Po całym zajściu kierująca renault nawet nie próbowała zatrzymać się i odjechała w kierunku Jasionóweczki. Widząc to kobieta z volvo ruszyła w pogoń. Dogoniła sprawczynię w Jasionóweczce, zajechała jej drogę, zabrała kluczyki od samochodu i powiadomiła policję. 31-latka była agresywna i za wszelką cenę próbowała uciec z samochodu, jednak kierująca i pasażerka volvo uniemożliwiały jej to trzymając drzwi.

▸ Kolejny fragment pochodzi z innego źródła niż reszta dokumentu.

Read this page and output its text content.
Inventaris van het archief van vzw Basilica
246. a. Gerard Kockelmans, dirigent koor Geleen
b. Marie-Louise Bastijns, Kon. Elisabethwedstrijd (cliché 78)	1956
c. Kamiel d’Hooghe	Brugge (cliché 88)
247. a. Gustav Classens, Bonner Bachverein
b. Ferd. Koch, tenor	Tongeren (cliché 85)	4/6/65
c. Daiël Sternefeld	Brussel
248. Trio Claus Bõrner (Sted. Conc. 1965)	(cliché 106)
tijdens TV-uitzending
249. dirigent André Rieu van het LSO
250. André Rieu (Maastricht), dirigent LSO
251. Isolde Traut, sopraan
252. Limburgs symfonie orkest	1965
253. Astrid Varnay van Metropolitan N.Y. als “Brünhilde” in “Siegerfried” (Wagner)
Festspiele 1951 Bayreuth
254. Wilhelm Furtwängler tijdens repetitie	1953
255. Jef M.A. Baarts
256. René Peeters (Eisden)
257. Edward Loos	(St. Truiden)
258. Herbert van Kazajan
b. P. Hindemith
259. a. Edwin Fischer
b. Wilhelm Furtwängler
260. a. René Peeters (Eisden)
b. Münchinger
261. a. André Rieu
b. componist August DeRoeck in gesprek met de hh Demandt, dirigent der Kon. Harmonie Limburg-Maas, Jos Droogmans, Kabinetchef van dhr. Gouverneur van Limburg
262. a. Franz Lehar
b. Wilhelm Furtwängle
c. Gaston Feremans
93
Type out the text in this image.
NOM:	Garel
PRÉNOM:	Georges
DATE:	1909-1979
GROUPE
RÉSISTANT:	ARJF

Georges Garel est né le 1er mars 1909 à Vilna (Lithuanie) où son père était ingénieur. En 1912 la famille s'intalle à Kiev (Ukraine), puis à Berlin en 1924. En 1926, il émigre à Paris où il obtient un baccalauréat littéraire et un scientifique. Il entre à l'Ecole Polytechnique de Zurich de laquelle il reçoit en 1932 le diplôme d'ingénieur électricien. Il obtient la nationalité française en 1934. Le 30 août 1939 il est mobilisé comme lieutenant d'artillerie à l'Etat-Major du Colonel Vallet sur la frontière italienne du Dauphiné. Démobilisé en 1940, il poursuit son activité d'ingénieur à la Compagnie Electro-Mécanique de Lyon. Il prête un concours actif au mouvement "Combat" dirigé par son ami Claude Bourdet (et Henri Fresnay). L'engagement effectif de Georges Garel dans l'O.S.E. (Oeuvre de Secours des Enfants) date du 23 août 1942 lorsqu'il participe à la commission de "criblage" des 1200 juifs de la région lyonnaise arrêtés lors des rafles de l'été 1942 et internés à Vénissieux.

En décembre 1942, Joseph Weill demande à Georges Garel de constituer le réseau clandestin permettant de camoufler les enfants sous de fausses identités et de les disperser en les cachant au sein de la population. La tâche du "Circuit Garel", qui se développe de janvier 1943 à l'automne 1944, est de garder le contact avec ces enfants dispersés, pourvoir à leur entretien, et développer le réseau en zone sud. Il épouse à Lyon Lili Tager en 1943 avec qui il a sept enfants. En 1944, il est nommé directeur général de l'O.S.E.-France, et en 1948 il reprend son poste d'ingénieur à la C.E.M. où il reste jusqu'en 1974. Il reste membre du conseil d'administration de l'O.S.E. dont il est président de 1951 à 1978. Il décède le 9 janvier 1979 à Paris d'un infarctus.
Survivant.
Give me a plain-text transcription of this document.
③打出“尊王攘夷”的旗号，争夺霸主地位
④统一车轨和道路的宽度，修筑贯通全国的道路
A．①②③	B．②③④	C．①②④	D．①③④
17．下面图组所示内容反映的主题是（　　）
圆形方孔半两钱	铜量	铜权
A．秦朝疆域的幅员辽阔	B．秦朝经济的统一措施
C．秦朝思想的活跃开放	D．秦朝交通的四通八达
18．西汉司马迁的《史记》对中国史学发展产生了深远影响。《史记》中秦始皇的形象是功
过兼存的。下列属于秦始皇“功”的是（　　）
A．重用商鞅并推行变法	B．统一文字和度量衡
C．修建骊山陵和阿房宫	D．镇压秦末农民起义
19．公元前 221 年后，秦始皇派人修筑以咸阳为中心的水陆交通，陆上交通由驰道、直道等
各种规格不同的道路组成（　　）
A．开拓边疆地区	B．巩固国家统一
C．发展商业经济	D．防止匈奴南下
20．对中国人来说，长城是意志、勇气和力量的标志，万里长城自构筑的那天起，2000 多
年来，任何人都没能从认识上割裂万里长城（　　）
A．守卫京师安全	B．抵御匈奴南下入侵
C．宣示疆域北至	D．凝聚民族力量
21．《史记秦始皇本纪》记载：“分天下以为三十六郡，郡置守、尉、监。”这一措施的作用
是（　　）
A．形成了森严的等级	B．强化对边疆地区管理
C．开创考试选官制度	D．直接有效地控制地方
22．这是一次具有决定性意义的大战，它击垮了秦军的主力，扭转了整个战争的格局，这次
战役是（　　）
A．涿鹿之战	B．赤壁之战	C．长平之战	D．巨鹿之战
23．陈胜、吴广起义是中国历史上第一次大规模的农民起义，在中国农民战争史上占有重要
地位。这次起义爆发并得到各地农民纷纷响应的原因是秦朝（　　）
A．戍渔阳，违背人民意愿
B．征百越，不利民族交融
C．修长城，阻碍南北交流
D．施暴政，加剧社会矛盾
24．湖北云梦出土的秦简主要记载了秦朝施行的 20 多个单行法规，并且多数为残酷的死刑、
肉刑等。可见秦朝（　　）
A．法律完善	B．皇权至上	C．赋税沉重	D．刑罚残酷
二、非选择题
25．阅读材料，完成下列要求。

Interweniujący policjant od razu wyczuł od kobiety alkohol, miała ona również problem z poruszaniem się. Badanie alkomatem wykazało, że 31-latka miała w organizmie ponad 3 promile.
Za kierowanie w stanie nietrzeźwości grozi kara do 2 lat pozbawienia wolności. Kobieta odpowie również za spowodowanie kolizji drogowej - czytamy na podlaska.policja.gov.pl.
Przy poziomie 4 promili alkoholu we krwi można zapaść w śpiączkę i umrzeć.